Faisant nettement monter la température, l’ambassadeur russe au Liban, Alexander Zasypkin, avait lui déclaré mardi qu’en cas de frappe américaine, les missiles seraient « abattus de même que les sources d’où ils ont été tirés ».

– « Un intérêt commun » –

Vladimir Poutine pourrait vouloir saisir cette occasion pour asseoir sa place au sommet de l’axe Russie-Syrie-Iran. Et démontrer à ses concitoyens qu’il ne plie pas face aux Occidentaux.

Mais malgré les mots durs de Moscou, peu s’attendent à ce que la Russie cherchent activement la confrontation, les analystes citant l’exemple de la frappe israélienne dimanche sur une base en Syrie: les Russes n’ont pas lancé de représailles.

La « ligne rouge » pour Moscou pourrait toutefois résider dans la sécurité de ses troupes, déployées aux côtés des forces syriennes et parfois iraniennes en Syrie.

Les troupes russes ont pu profiter des jours écoulés depuis l’attaque de Douma pour s’éloigner des cibles potentielles. Mais des informations font état de militaires syriens se réfugiant dans des bases protégées par les Russes.
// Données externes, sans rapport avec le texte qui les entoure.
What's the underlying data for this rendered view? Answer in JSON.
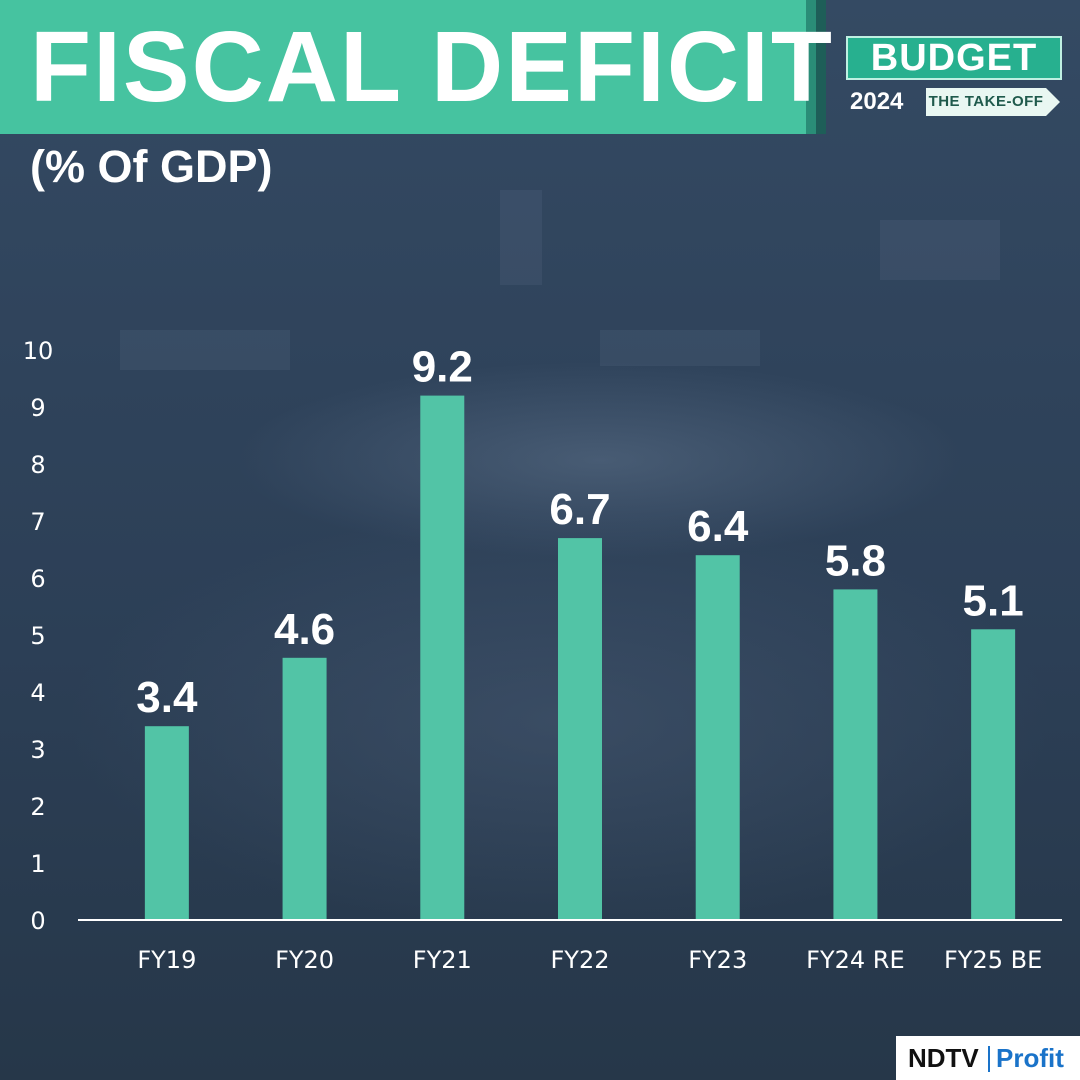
{
  "title": "FISCAL DEFICIT",
  "subtitle": "(% Of GDP)",
  "badge": {
    "top": "BUDGET",
    "year": "2024",
    "tag": "THE TAKE-OFF"
  },
  "logo": {
    "left": "NDTV",
    "right": "Profit"
  },
  "colors": {
    "accent": "#46c3a0",
    "bar": "#52c4a6",
    "text": "#ffffff",
    "background": "#2b3c52"
  },
  "chart_data": {
    "type": "bar",
    "title": "FISCAL DEFICIT",
    "subtitle": "(% Of GDP)",
    "categories": [
      "FY19",
      "FY20",
      "FY21",
      "FY22",
      "FY23",
      "FY24 RE",
      "FY25 BE"
    ],
    "values": [
      3.4,
      4.6,
      9.2,
      6.7,
      6.4,
      5.8,
      5.1
    ],
    "value_labels": [
      "3.4",
      "4.6",
      "9.2",
      "6.7",
      "6.4",
      "5.8",
      "5.1"
    ],
    "yticks": [
      "0",
      "1",
      "2",
      "3",
      "4",
      "5",
      "6",
      "7",
      "8",
      "9",
      "10"
    ],
    "ylim": [
      0,
      10
    ],
    "grid": false,
    "legend": "none"
  }
}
« En absence d’une communication claire et cohérente, le risque d’une escalade militaire pourrait grimper », souligne Melissa Dalton, experte du CSIS à Washington.

Mais, tempère-t-elle, si « la Syrie représente une arène de choix pour la compétition Etats-Unis/Russie », les deux pays « partagent également un intérêt commun dans la lutte contre le terrorisme et pour mettre un terme à la guerre civile » dans le pays.